It is Saturday afternoon and the American-born architect and interior designer of 200-plus resorts and hotels across the globe is shirtless, and spirited. Working from home during the lockdown has filled him with enthusiasm because he’s been more productive in the past few weeks than in the previous six months, he says, adding: “This is the first time in 30 years I haven’t travelled for two weeks out of every month.”
So at a leisurely pace, he and horticulturist Jirachai Rengthong guide Post Magazine virtually around Baan Botanica, their sprawling home designed for alfresco living across three plots of land.
“The spaces are more like outdoor rooms,” Jirachai says. “The garden is many times bigger than the house.”

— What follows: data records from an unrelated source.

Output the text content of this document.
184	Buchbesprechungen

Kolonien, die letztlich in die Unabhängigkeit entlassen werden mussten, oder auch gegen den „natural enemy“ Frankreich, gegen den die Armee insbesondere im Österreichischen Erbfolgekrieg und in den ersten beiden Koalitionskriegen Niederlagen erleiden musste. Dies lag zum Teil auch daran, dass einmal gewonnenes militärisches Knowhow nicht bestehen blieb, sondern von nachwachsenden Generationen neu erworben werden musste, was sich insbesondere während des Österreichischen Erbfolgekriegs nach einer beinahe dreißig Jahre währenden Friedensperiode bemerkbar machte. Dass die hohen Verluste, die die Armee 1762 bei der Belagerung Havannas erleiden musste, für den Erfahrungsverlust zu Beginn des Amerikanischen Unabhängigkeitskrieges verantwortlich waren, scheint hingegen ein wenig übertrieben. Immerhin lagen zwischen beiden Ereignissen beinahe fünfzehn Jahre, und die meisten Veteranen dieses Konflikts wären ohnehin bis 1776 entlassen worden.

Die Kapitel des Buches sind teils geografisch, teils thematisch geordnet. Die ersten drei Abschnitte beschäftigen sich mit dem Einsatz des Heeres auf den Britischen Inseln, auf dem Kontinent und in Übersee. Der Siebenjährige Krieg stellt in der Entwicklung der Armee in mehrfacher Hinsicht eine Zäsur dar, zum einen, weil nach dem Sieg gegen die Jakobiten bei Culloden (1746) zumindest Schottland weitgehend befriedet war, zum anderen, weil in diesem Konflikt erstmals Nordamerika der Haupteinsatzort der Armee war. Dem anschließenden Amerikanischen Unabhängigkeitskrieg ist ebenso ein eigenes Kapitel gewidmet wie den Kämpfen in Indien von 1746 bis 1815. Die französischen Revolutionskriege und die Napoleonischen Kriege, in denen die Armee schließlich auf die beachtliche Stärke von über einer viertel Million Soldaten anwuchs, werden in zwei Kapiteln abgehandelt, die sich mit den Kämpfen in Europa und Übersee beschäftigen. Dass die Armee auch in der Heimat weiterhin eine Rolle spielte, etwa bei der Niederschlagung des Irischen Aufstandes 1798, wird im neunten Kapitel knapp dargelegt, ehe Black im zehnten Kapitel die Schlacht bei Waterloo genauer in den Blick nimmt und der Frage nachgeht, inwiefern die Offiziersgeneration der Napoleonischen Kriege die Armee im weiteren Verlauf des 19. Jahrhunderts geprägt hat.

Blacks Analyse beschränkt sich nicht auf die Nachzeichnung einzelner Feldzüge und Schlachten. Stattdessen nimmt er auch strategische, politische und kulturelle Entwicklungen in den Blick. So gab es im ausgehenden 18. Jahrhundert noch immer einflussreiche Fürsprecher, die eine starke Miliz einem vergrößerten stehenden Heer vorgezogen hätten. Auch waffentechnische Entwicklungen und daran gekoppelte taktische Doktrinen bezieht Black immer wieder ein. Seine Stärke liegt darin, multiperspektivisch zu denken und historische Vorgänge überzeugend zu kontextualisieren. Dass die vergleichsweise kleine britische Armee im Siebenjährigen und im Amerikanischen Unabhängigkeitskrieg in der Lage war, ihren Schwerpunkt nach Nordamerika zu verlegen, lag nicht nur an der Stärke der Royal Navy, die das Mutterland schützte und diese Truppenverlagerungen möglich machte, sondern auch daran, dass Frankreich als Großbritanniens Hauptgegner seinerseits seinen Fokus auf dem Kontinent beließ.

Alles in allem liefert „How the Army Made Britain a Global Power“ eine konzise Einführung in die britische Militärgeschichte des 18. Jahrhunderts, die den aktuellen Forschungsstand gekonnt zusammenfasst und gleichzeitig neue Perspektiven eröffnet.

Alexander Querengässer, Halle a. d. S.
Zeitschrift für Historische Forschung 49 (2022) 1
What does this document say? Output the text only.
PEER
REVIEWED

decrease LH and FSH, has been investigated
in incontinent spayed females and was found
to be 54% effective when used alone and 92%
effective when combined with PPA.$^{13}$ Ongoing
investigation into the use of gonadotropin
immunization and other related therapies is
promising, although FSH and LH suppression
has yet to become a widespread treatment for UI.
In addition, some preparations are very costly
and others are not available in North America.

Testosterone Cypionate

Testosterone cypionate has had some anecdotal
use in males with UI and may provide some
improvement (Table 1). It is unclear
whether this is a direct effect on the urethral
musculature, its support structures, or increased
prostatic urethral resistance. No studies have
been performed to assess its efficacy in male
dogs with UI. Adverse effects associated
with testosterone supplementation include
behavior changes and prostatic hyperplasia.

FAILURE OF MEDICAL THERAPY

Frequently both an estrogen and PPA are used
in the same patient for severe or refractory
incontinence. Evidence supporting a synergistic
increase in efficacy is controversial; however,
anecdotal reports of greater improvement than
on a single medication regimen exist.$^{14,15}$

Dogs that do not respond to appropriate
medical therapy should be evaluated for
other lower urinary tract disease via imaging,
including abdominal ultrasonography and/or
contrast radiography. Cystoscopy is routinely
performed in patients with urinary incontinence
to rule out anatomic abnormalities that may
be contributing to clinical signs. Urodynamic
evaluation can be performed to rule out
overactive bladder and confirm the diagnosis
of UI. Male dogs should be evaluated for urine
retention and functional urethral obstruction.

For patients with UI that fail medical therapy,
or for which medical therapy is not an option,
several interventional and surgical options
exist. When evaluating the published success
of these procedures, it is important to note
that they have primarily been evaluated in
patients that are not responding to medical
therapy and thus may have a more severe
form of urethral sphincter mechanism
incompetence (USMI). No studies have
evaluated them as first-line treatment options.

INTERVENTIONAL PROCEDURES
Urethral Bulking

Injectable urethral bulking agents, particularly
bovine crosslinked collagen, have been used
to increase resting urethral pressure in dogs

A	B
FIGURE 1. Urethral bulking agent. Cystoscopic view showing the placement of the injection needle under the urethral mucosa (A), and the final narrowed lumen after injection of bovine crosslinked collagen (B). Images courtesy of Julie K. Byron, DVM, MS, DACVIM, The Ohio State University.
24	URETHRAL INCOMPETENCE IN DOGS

Labyrinthine even when not viewed through a small screen, the grounds accommodate 12 courtyards and 11 stand-alone structures, including guest rooms, helpers’ quarters and work areas. Twenty-three years ago, after Bensley’s stints in Singapore and Hong Kong, he and Jirachai moved into the main house, a two-storey, three-bedroom, colonial-style dwelling. They’ve been “titivating” ever since, Bensley says.
Little at their home remains the same for long because the buildings and gardens are used as mood boards for the commercial projects of his eponymous atelier: in the main house a column that appears to float, owing to recessed illumination at its base, found its way conceptually into the Anantara hotel in Hua Hin, Thailand.